Le mage du Kremlin est sorti avec un sens du timing assez remarquable, à l’heure où l’on a plus que jamais envie et besoin de comprendre qui est Poutine, comment il a construit son pouvoir et plus largement quel rapport la société russe entretient à l’ordre et à l’autorité et comment la psyché collective se construit encore autour de grands traumatismes, des purges staliniennes aux attentats tchétchènes en passant par la chute de l’URSS.

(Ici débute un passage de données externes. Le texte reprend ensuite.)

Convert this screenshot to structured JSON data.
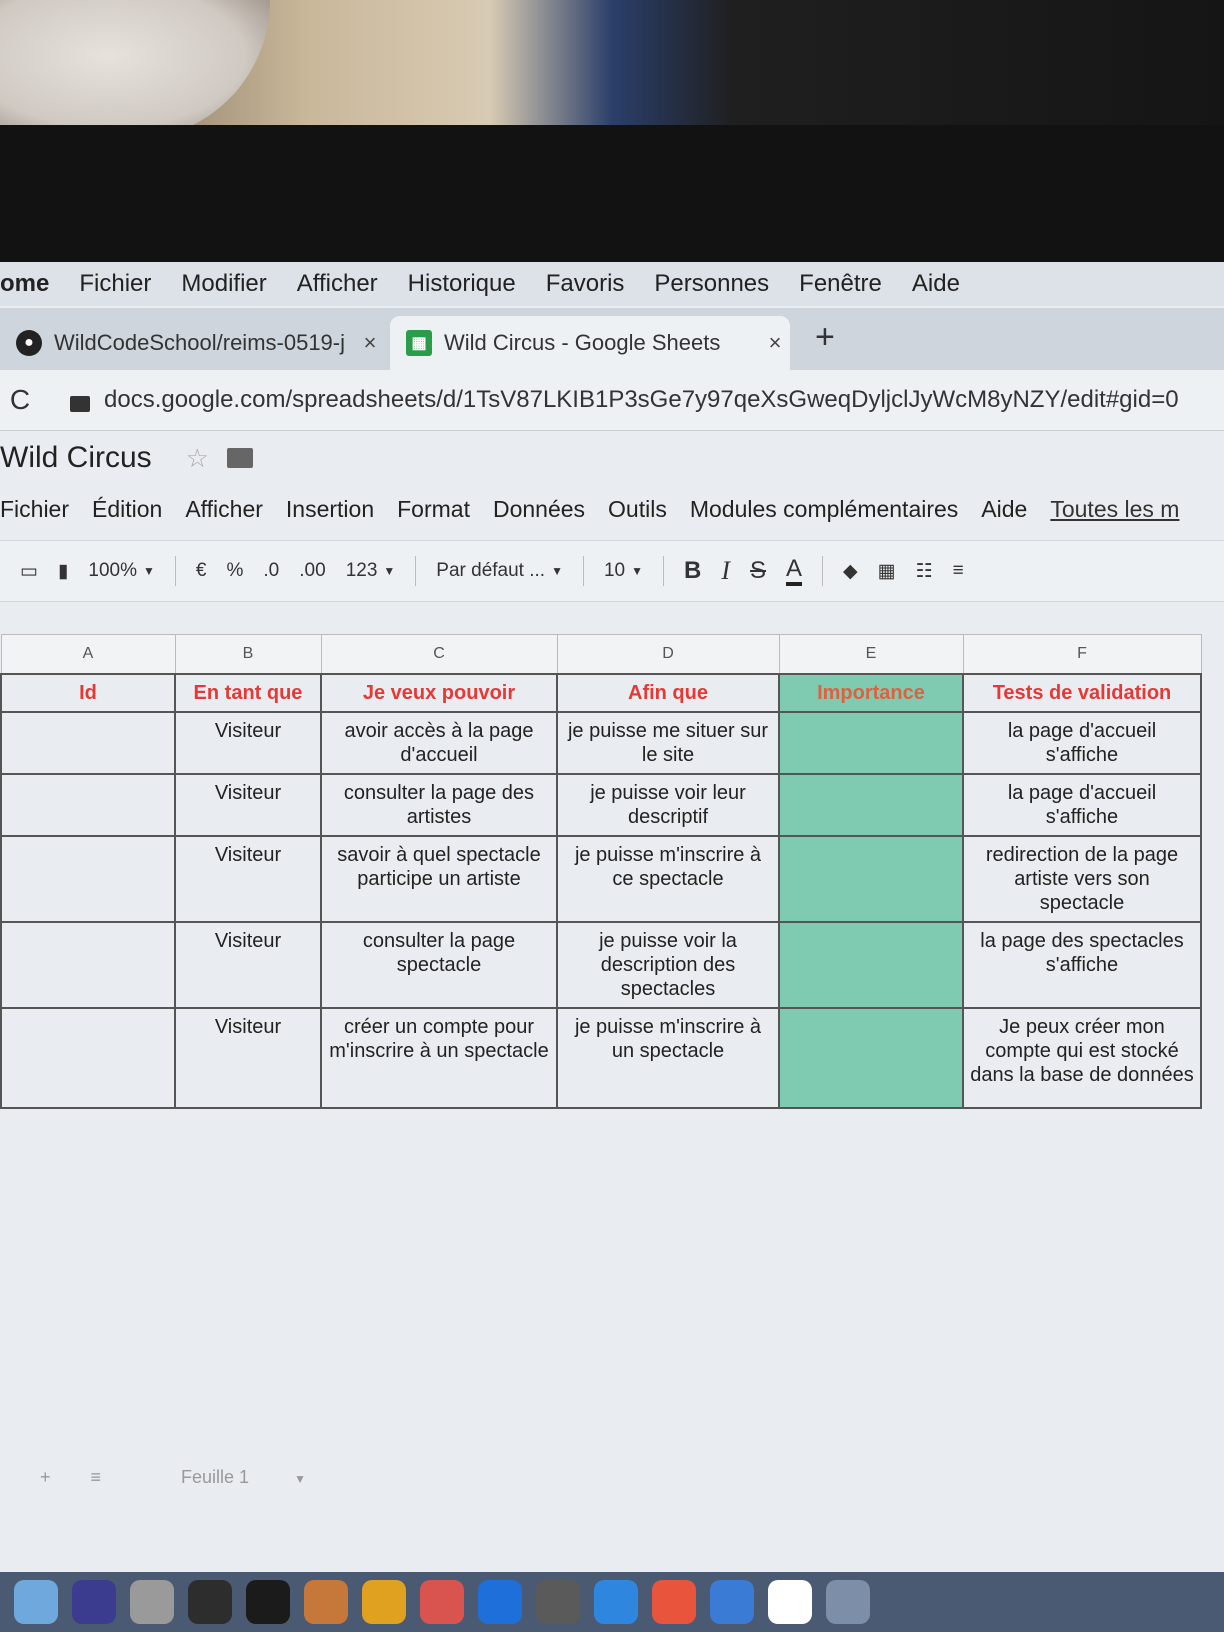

Reconnaissons d’emblée que Giuliano da Empoli maîtrise son sujet, l’accès au pouvoir de Poutine, sur le bout des doigts, et ne peut aucunement être taxé d’opportunisme. Il aurait sans doute pu signer un essai remarquable sur la question ; malheureusement, il a choisi de l’emballer dans une forme littéraire particulièrement maladroite. Le récit voudrait se présenter comme une sorte de partie d’échecs dans laquelle Poutine élimine un à un les obstacles entre lui et le pouvoir, mais l’absence totale de rythme du roman et le manque de consistance des personnages (même Poutine a l’air de s’ennuyer face à ces petits pantins de fonds de coulisses) le fait plutôt ressembler à une longue partie de nain jaune à l’heure du goûter chez votre mamie.
Il est surtout blindé de poncifs sur l’exercice du pouvoir dignes d’un étudiant d’hypokhâgne qui vient de lire Machiavel et Sun Tzu et veut à tout prix recaser des idées mal digérées dans sa copie de philo (« le peuple est le plus grand des tyrans », dit un des personnages avec un aplomb qu’on rêverait d’avoir pour sortir de telles platitudes), et encombré par des intrigues secondaires pataudes voire gênantes, comme celle qui concerne le seul personnage féminin du livre, Ksenia, inévitablement aussi belle que volage, effroyable cliché ambulant comme on ne devrait plus en voir que chez de vieux écrivains de plus de 70 ans (et encore).